Theme park in Aguascalientes, Mexico

La Estacion Theme Park (The Railway Station), including The Old Train Station and Railway Museum, is a historic and recreational complex located in the city of Aguascalientes, in the state of Aguascalientes, in Mexico.

The State of Aguascalientes was at some point a major railway hub for Mexico, due to its central location between important cities. It was home to some of the largest workshops and warehouses in Latin America. When the workshops ceased its work, the calderas, machinery and old workshops remained abandoned. They were salvaged by the city council and converted into a museum area and theme park.

La Estación Theme Park is composed of dancing fountains, the Old Railway Station Museum, fast food restaurants, the Locomotive Engine Monument, visitor attention office, Spring water Square, Furgón theater, Civic Plaza, Whistle Plaza and a Knowledge Cabús.

It consists of four showrooms. The first one functions as a gallery, in Showroom 2 the work of Manuel Manila Posada's colleague is usually shown. A third show room works as an exposition of the followers of this art. The last room is a library and contains about five thousand books, that include an important collection of poetry and theatre works.

==Old Train Station and Railway Museum==
The museum consists of two buildings (old station and old loading warehouse) and wagons. The loading warehouse exhibits railway history in Aguascalientes: the working class wars, the mechanical workshop, the Mexican Revolution, the first trains, the history of locomotive engine No. 40, the opening of the workshops, the derailments, and the origins of the railway.

The museum is housed in four of the forty-eight huge departments, the oldest rooms that used to be part of the railway installations and which date from the end of the 19th century.
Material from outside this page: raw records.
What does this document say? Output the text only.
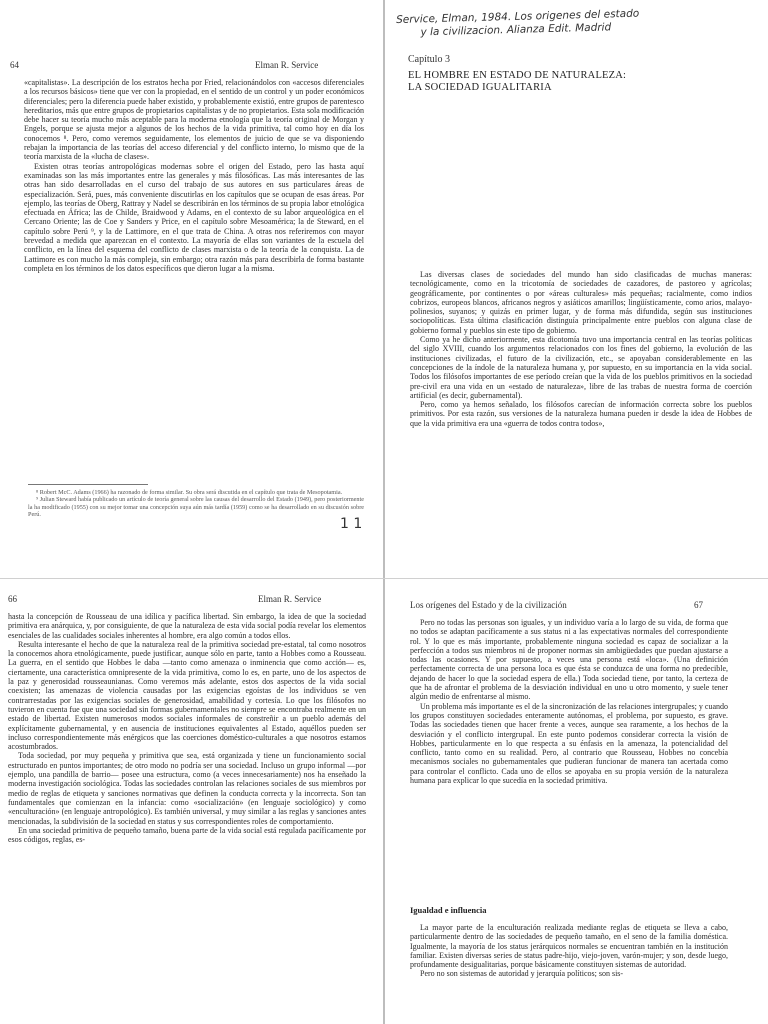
64	Elman R. Service

«capitalistas». La descripción de los estratos hecha por Fried, relacionándolos con «accesos diferenciales a los recursos básicos» tiene que ver con la propiedad, en el sentido de un control y un poder económicos diferenciales; pero la diferencia puede haber existido, y probablemente existió, entre grupos de parentesco hereditarios, más que entre grupos de propietarios capitalistas y de no propietarios. Esta sola modificación debe hacer su teoría mucho más aceptable para la moderna etnología que la teoría original de Morgan y Engels, porque se ajusta mejor a algunos de los hechos de la vida primitiva, tal como hoy en día los conocemos ⁸. Pero, como veremos seguidamente, los elementos de juicio de que se va disponiendo rebajan la importancia de las teorías del acceso diferencial y del conflicto interno, lo mismo que de la teoría marxista de la «lucha de clases».

Existen otras teorías antropológicas modernas sobre el origen del Estado, pero las hasta aquí examinadas son las más importantes entre las generales y más filosóficas. Las más interesantes de las otras han sido desarrolladas en el curso del trabajo de sus autores en sus particulares áreas de especialización. Será, pues, más conveniente discutirlas en los capítulos que se ocupan de esas áreas. Por ejemplo, las teorías de Oberg, Rattray y Nadel se describirán en los términos de su propia labor etnológica efectuada en África; las de Childe, Braidwood y Adams, en el contexto de su labor arqueológica en el Cercano Oriente; las de Coe y Sanders y Price, en el capítulo sobre Mesoamérica; la de Steward, en el capítulo sobre Perú ⁹, y la de Lattimore, en el que trata de China. A otras nos referiremos con mayor brevedad a medida que aparezcan en el contexto. La mayoría de ellas son variantes de la escuela del conflicto, en la línea del esquema del conflicto de clases marxista o de la teoría de la conquista. La de Lattimore es con mucho la más compleja, sin embargo; otra razón más para describirla de forma bastante completa en los términos de los datos específicos que dieron lugar a la misma.

⁸ Robert McC. Adams (1966) ha razonado de forma similar. Su obra será discutida en el capítulo que trata de Mesopotamia.

⁹ Julian Steward había publicado un artículo de teoría general sobre las causas del desarrollo del Estado (1949), pero posteriormente la ha modificado (1955) con su mejor tomar una concepción suya aún más tardía (1959) como se ha desarrollado en su discusión sobre Perú.

Service, Elman, 1984. Los origenes del estado
y la civilizacion. Alianza Edit. Madrid
Capítulo 3
EL HOMBRE EN ESTADO DE NATURALEZA:
LA SOCIEDAD IGUALITARIA

Las diversas clases de sociedades del mundo han sido clasificadas de muchas maneras: tecnológicamente, como en la tricotomía de sociedades de cazadores, de pastoreo y agrícolas; geográficamente, por continentes o por «áreas culturales» más pequeñas; racialmente, como indios cobrizos, europeos blancos, africanos negros y asiáticos amarillos; lingüísticamente, como arios, malayo-polinesios, suyanos; y quizás en primer lugar, y de forma más difundida, según sus instituciones sociopolíticas. Esta última clasificación distinguía principalmente entre pueblos con alguna clase de gobierno formal y pueblos sin este tipo de gobierno.

Como ya he dicho anteriormente, esta dicotomía tuvo una importancia central en las teorías políticas del siglo XVIII, cuando los argumentos relacionados con los fines del gobierno, la evolución de las instituciones civilizadas, el futuro de la civilización, etc., se apoyaban considerablemente en las concepciones de la índole de la naturaleza humana y, por supuesto, en su importancia en la vida social. Todos los filósofos importantes de ese período creían que la vida de los pueblos primitivos en la sociedad pre-civil era una vida en un «estado de naturaleza», libre de las trabas de nuestra forma de coerción artificial (es decir, gubernamental).

Pero, como ya hemos señalado, los filósofos carecían de información correcta sobre los pueblos primitivos. Por esta razón, sus versiones de la naturaleza humana pueden ir desde la idea de Hobbes de que la vida primitiva era una «guerra de todos contra todos»,

1 1
66	Elman R. Service

hasta la concepción de Rousseau de una idílica y pacífica libertad. Sin embargo, la idea de que la sociedad primitiva era anárquica, y, por consiguiente, de que la naturaleza de esta vida social podía revelar los elementos esenciales de las cualidades sociales inherentes al hombre, era algo común a todos ellos.

Resulta interesante el hecho de que la naturaleza real de la primitiva sociedad pre-estatal, tal como nosotros la conocemos ahora etnológicamente, puede justificar, aunque sólo en parte, tanto a Hobbes como a Rousseau. La guerra, en el sentido que Hobbes le daba —tanto como amenaza o inminencia que como acción— es, ciertamente, una característica omnipresente de la vida primitiva, como lo es, en parte, uno de los aspectos de la paz y generosidad rousseaunianas. Como veremos más adelante, estos dos aspectos de la vida social coexisten; las amenazas de violencia causadas por las exigencias egoístas de los individuos se ven contrarrestadas por las exigencias sociales de generosidad, amabilidad y cortesía. Lo que los filósofos no tuvieron en cuenta fue que una sociedad sin formas gubernamentales no siempre se encontraba realmente en un estado de libertad. Existen numerosos modos sociales informales de constreñir a un pueblo además del explícitamente gubernamental, y en ausencia de instituciones equivalentes al Estado, aquéllos pueden ser incluso correspondientemente más enérgicos que las coerciones doméstico-culturales a que nosotros estamos acostumbrados.

Toda sociedad, por muy pequeña y primitiva que sea, está organizada y tiene un funcionamiento social estructurado en puntos importantes; de otro modo no podría ser una sociedad. Incluso un grupo informal —por ejemplo, una pandilla de barrio— posee una estructura, como (a veces innecesariamente) nos ha enseñado la moderna investigación sociológica. Todas las sociedades controlan las relaciones sociales de sus miembros por medio de reglas de etiqueta y sanciones normativas que definen la conducta correcta y la incorrecta. Son tan fundamentales que comienzan en la infancia: como «socialización» (en lenguaje sociológico) y como «enculturación» (en lenguaje antropológico). Es también universal, y muy similar a las reglas y sanciones antes mencionadas, la subdivisión de la sociedad en status y sus correspondientes roles de comportamiento.

En una sociedad primitiva de pequeño tamaño, buena parte de la vida social está regulada pacíficamente por esos códigos, reglas, es-

Los orígenes del Estado y de la civilización	67

Pero no todas las personas son iguales, y un individuo varía a lo largo de su vida, de forma que no todos se adaptan pacíficamente a sus status ni a las expectativas normales del correspondiente rol. Y lo que es más importante, probablemente ninguna sociedad es capaz de socializar a la perfección a todos sus miembros ni de proponer normas sin ambigüedades que puedan ajustarse a todas las ocasiones. Y por supuesto, a veces una persona está «loca». (Una definición perfectamente correcta de una persona loca es que ésta se conduzca de una forma no predecible, dejando de hacer lo que la sociedad espera de ella.) Toda sociedad tiene, por tanto, la certeza de que ha de afrontar el problema de la desviación individual en uno u otro momento, y suele tener algún medio de enfrentarse al mismo.

Un problema más importante es el de la sincronización de las relaciones intergrupales; y cuando los grupos constituyen sociedades enteramente autónomas, el problema, por supuesto, es grave. Todas las sociedades tienen que hacer frente a veces, aunque sea raramente, a los hechos de la desviación y el conflicto intergrupal. En este punto podemos considerar correcta la visión de Hobbes, particularmente en lo que respecta a su énfasis en la amenaza, la potencialidad del conflicto, tanto como en su realidad. Pero, al contrario que Rousseau, Hobbes no concebía mecanismos sociales no gubernamentales que pudieran funcionar de manera tan acertada como para controlar el conflicto. Cada uno de ellos se apoyaba en su propia versión de la naturaleza humana para explicar lo que sucedía en la sociedad primitiva.

Igualdad e influencia

La mayor parte de la enculturación realizada mediante reglas de etiqueta se lleva a cabo, particularmente dentro de las sociedades de pequeño tamaño, en el seno de la familia doméstica. Igualmente, la mayoría de los status jerárquicos normales se encuentran también en la institución familiar. Existen diversas series de status padre-hijo, viejo-joven, varón-mujer; y son, desde luego, profundamente desigualitarias, porque básicamente constituyen sistemas de autoridad.

Pero no son sistemas de autoridad y jerarquía políticos; son sis-
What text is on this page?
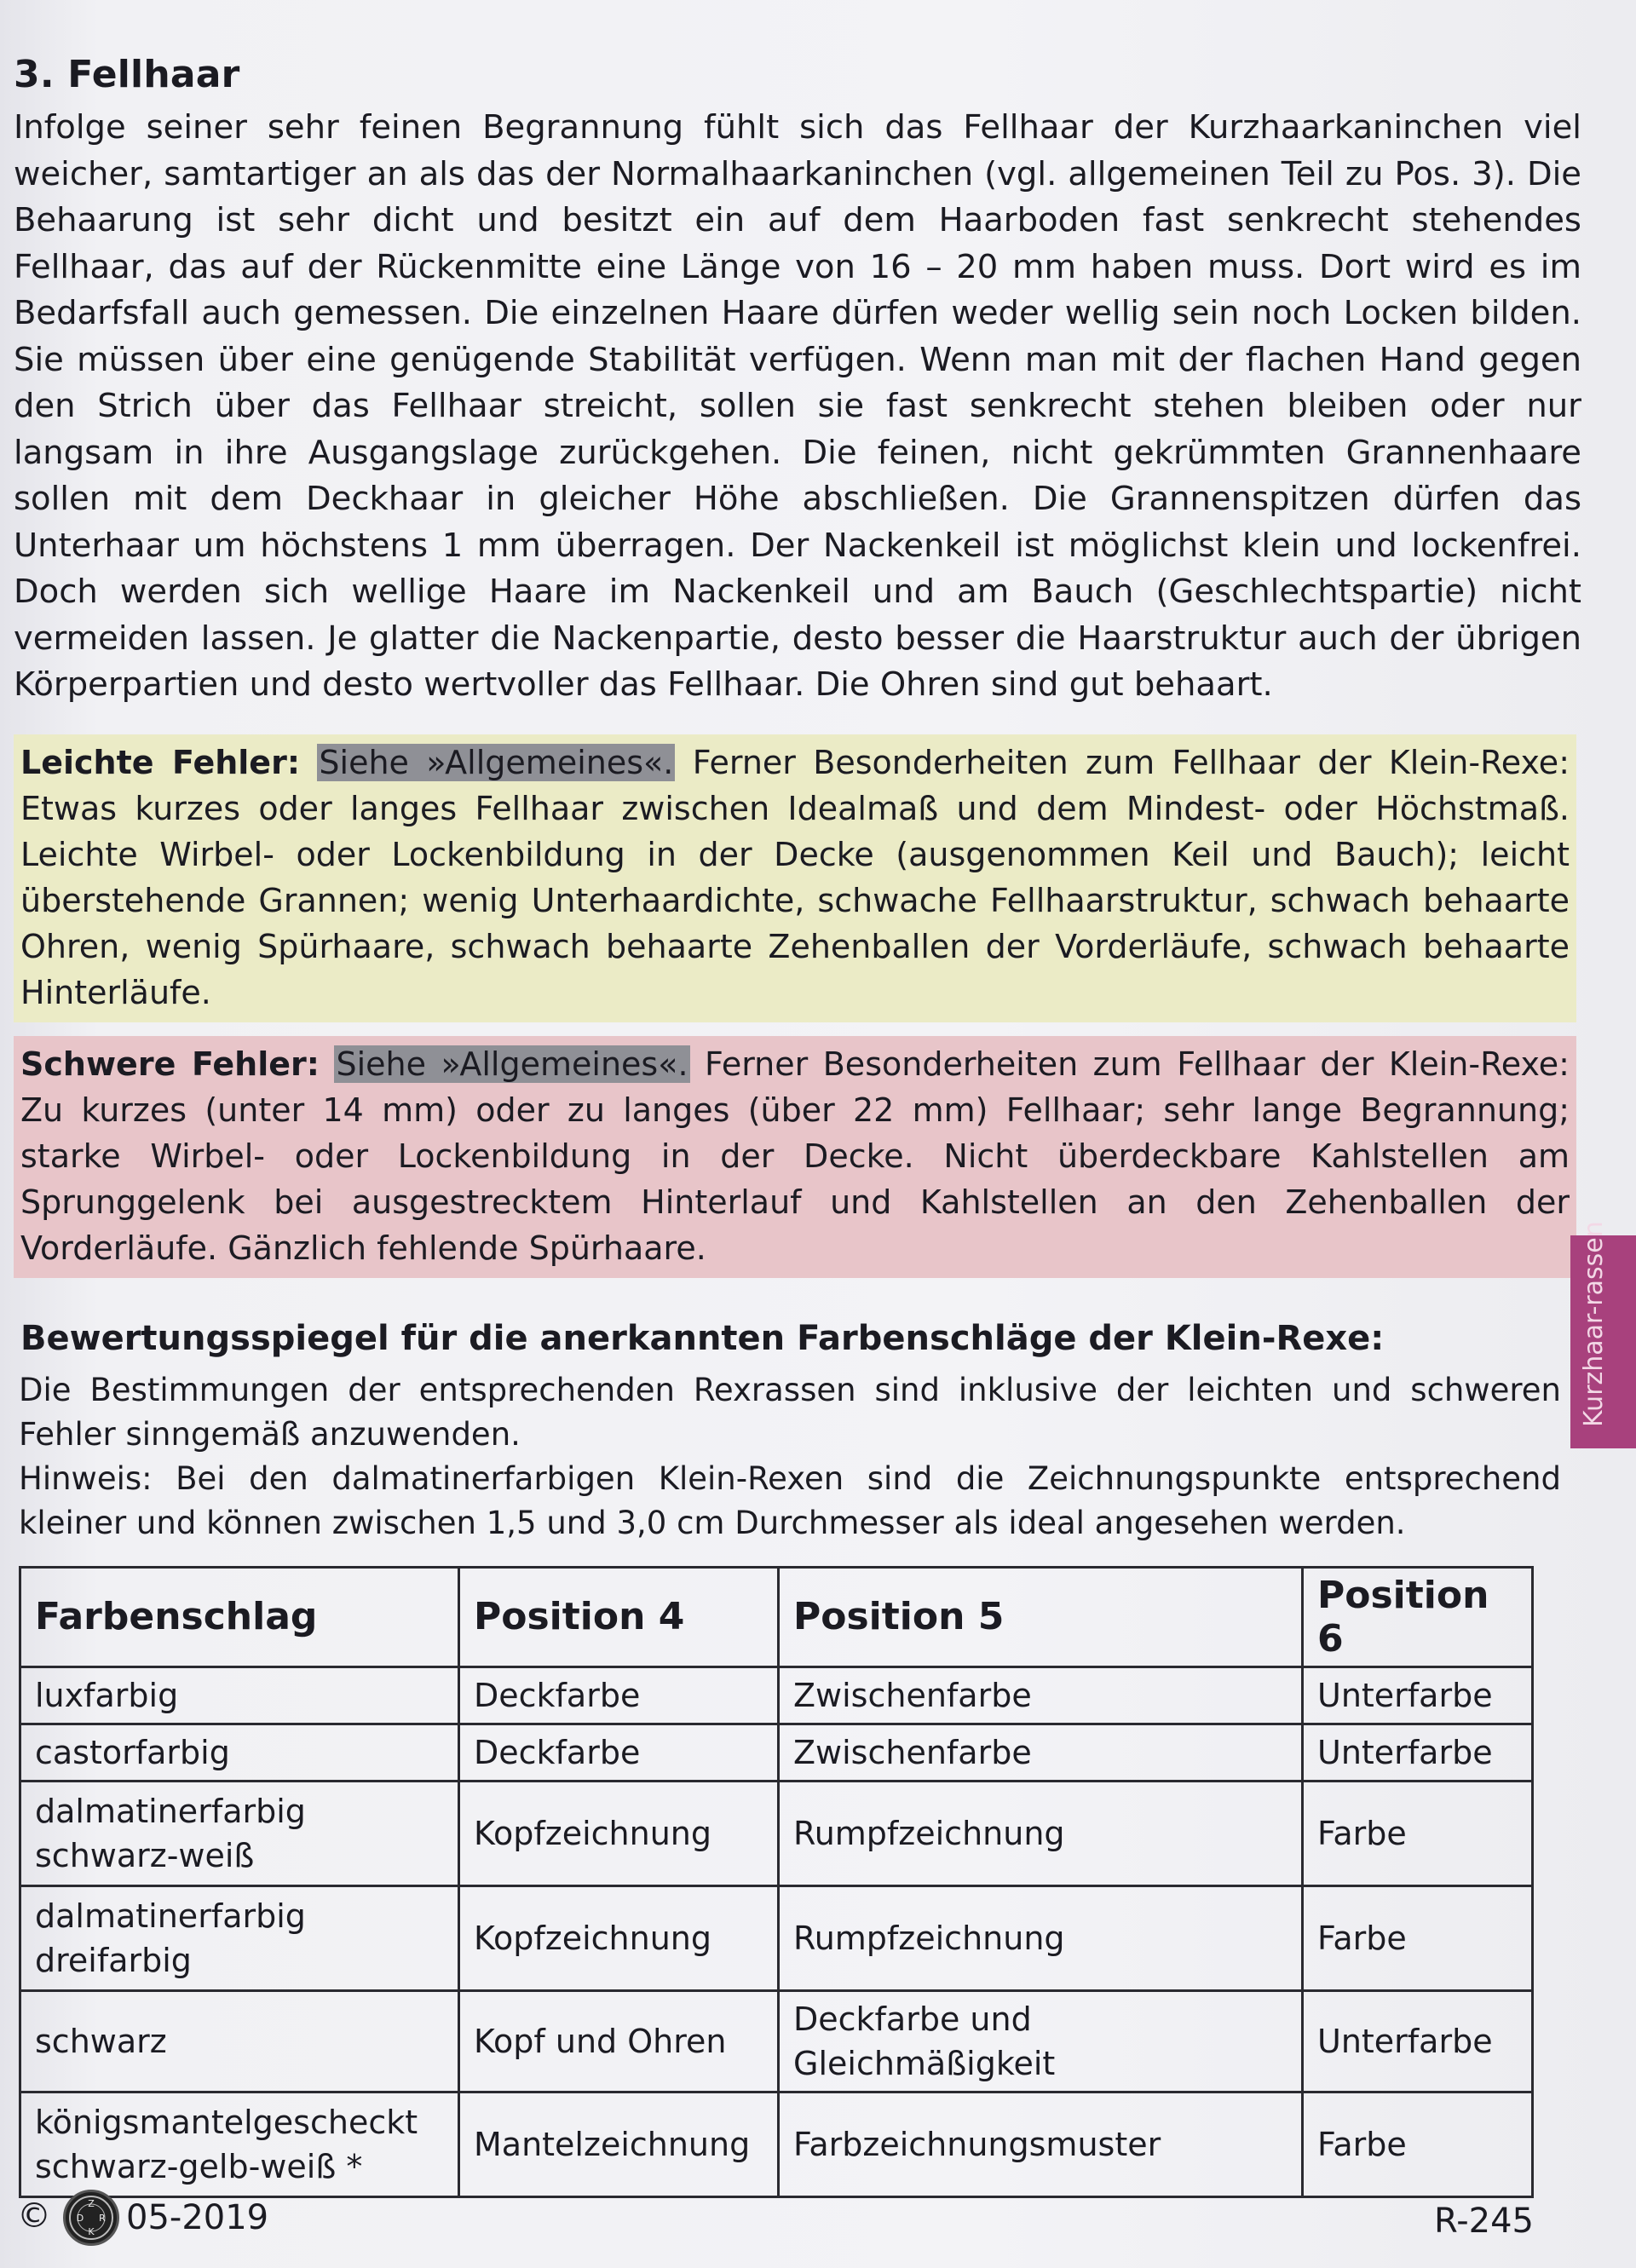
3. Fellhaar

Infolge seiner sehr feinen Begrannung fühlt sich das Fellhaar der Kurzhaarkaninchen viel weicher, samtartiger an als das der Normalhaarkaninchen (vgl. allgemeinen Teil zu Pos. 3). Die Behaarung ist sehr dicht und besitzt ein auf dem Haarboden fast senkrecht stehendes Fellhaar, das auf der Rückenmitte eine Länge von 16 – 20 mm haben muss. Dort wird es im Bedarfsfall auch gemessen. Die einzelnen Haare dürfen weder wellig sein noch Locken bilden. Sie müssen über eine genügende Stabilität verfügen. Wenn man mit der flachen Hand gegen den Strich über das Fellhaar streicht, sollen sie fast senkrecht stehen bleiben oder nur langsam in ihre Ausgangslage zurückgehen. Die feinen, nicht gekrümmten Grannenhaare sollen mit dem Deckhaar in gleicher Höhe abschließen. Die Grannenspitzen dürfen das Unterhaar um höchstens 1 mm überragen. Der Nackenkeil ist möglichst klein und lockenfrei. Doch werden sich wellige Haare im Nackenkeil und am Bauch (Geschlechtspartie) nicht vermeiden lassen. Je glatter die Nackenpartie, desto besser die Haarstruktur auch der übrigen Körperpartien und desto wertvoller das Fellhaar. Die Ohren sind gut behaart.

Leichte Fehler: Siehe »Allgemeines«. Ferner Besonderheiten zum Fellhaar der Klein-Rexe: Etwas kurzes oder langes Fellhaar zwischen Idealmaß und dem Mindest- oder Höchstmaß. Leichte Wirbel- oder Lockenbildung in der Decke (ausgenommen Keil und Bauch); leicht überstehende Grannen; wenig Unterhaardichte, schwache Fellhaarstruktur, schwach behaarte Ohren, wenig Spürhaare, schwach behaarte Zehenballen der Vorderläufe, schwach behaarte Hinterläufe.
Schwere Fehler: Siehe »Allgemeines«. Ferner Besonderheiten zum Fellhaar der Klein-Rexe: Zu kurzes (unter 14 mm) oder zu langes (über 22 mm) Fellhaar; sehr lange Begrannung; starke Wirbel- oder Lockenbildung in der Decke. Nicht überdeckbare Kahlstellen am Sprunggelenk bei ausgestrecktem Hinterlauf und Kahlstellen an den Zehenballen der Vorderläufe. Gänzlich fehlende Spürhaare.
Bewertungsspiegel für die anerkannten Farbenschläge der Klein-Rexe:

Die Bestimmungen der entsprechenden Rexrassen sind inklusive der leichten und schweren Fehler sinngemäß anzuwenden.

Hinweis: Bei den dalmatinerfarbigen Klein-Rexen sind die Zeichnungspunkte entsprechend kleiner und können zwischen 1,5 und 3,0 cm Durchmesser als ideal angesehen werden.

Farbenschlag	Position 4	Position 5	Position 6
luxfarbig	Deckfarbe	Zwischenfarbe	Unterfarbe
castorfarbig	Deckfarbe	Zwischenfarbe	Unterfarbe
dalmatinerfarbig schwarz-weiß	Kopfzeichnung	Rumpfzeichnung	Farbe
dalmatinerfarbig dreifarbig	Kopfzeichnung	Rumpfzeichnung	Farbe
schwarz	Kopf und Ohren	Deckfarbe und Gleichmäßigkeit	Unterfarbe
königsmantelgescheckt schwarz-gelb-weiß *	Mantelzeichnung	Farbzeichnungsmuster	Farbe
Kurzhaar-rassen
©	Z
D R
K 05-2019	R-245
In the "La Estación" building are exhibited aspects of identity and culture. On the first floor there is a re-creation of a living room, a re-creation of the ticket offices, and pictures of the state's baseball team Los Rieleros, and of the city. On the second floor there is a telegraph office and another re-creation of a superintendent's office. It also includes an identity and culture show room where many railway personalities appear, such as Francisco López Medrano, best known as El Trainero, Ventura Salazar, Cornelio Cerecero Salazar, etc.